Spice rubbed sturgeon, roasted parsnips, sauteed kale
3/4lb sturgeon fillet, cut into two pieces
1 tsp ground cinnamon
1/2 tsp cumin seed
1/2 tsp corriander seed
2 green cardamon pods, seeds removed and kept, pods discarded
5 black peppercorns
pinch of sea salt
1 bunch of kale – sliced across leaf into 1/2″ slices
3 medium parsnips – peeled, and cut into quarters lengthwise
1 clove of garlic – crushed.
juice of 1/2 lemon (scant)
small handful of chopped fresh parsley
Preheat oven to 450F
Start by getting a large pan of water on the boil. When boiling, bung in the parsnips, and cook for about 5 minutes, or until almost tender. Strain, and run under cold water to stop the cooking process if your oven isn’t up to temperature yet.

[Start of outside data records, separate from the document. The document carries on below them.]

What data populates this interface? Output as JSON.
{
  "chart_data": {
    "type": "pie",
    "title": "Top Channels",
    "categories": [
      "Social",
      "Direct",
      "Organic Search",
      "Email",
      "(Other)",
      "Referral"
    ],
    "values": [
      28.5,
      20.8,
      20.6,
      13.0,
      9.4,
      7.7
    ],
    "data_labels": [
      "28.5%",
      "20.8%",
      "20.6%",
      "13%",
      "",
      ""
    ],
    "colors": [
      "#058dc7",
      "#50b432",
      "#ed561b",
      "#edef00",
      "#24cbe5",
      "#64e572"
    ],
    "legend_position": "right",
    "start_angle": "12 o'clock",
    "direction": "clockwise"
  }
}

Whilst these are boiling away, put a medium sized roasting pan in the oven. When hot, remove and add 1/2 tablespoon of butter to the pan. I like to keep the pan hot over a burner as I do this. Toss in the parsnips when the butter is melted and fizzling. Add a small pinch of salt. Gently toss to coat. Pop this back in the oven for about 35 minutes, until the parsnips are golden and crispy.
Whilst the parnsips are roasting, make the spice rub. Put all the spices in a small saute pan (not the salt), and gently toast over a low heat. Put the spices into either a spice grinder, or small coffee grinder, add a pinch of salt, and grind until you get a fine powder. Do a little dance if you want to keep exactly to the recipe.. It helps the spices, honest.
Coat your sturgeon fillets in a little olive oil. Spread out your spice blend on a plate, and dredge the sturgeon, flesh side down, in the spices.
In a non-stick pan over a medium heat, add a little olive oil. Place in the sturgeon, spice side to the heat, when the oil is hot. Seer this for about 5 minutes – until the spices are golden. Flip the fish over, and put the fish in the pan into the oven. Turn the oven down to 350. You want to do this when the parsnips are just about done. Cook in the oven for about 15 minutes, until the sturgeon is cooked all the way through.
When the sturgeon has about 5 minutes to go, in a large saute pan melt a tablespoon of butter with a little olive oil. Add the clove of garlic, and cook for 30 seconds. Now add in the kale, and a pinch of salt. Cook this until the kale has wilted, but is still reasonably firm to the bite. Squeeze in your lemon juice, and add the parsley.
To plate – put a neat pile of kale on a plate, and top with some parsnips. Pop the sturgeon fillet, spice side up on top.
The sweetness of the parsnip goes great with the slightly bitter kale leaf, with a kick being provided by a great spice rub.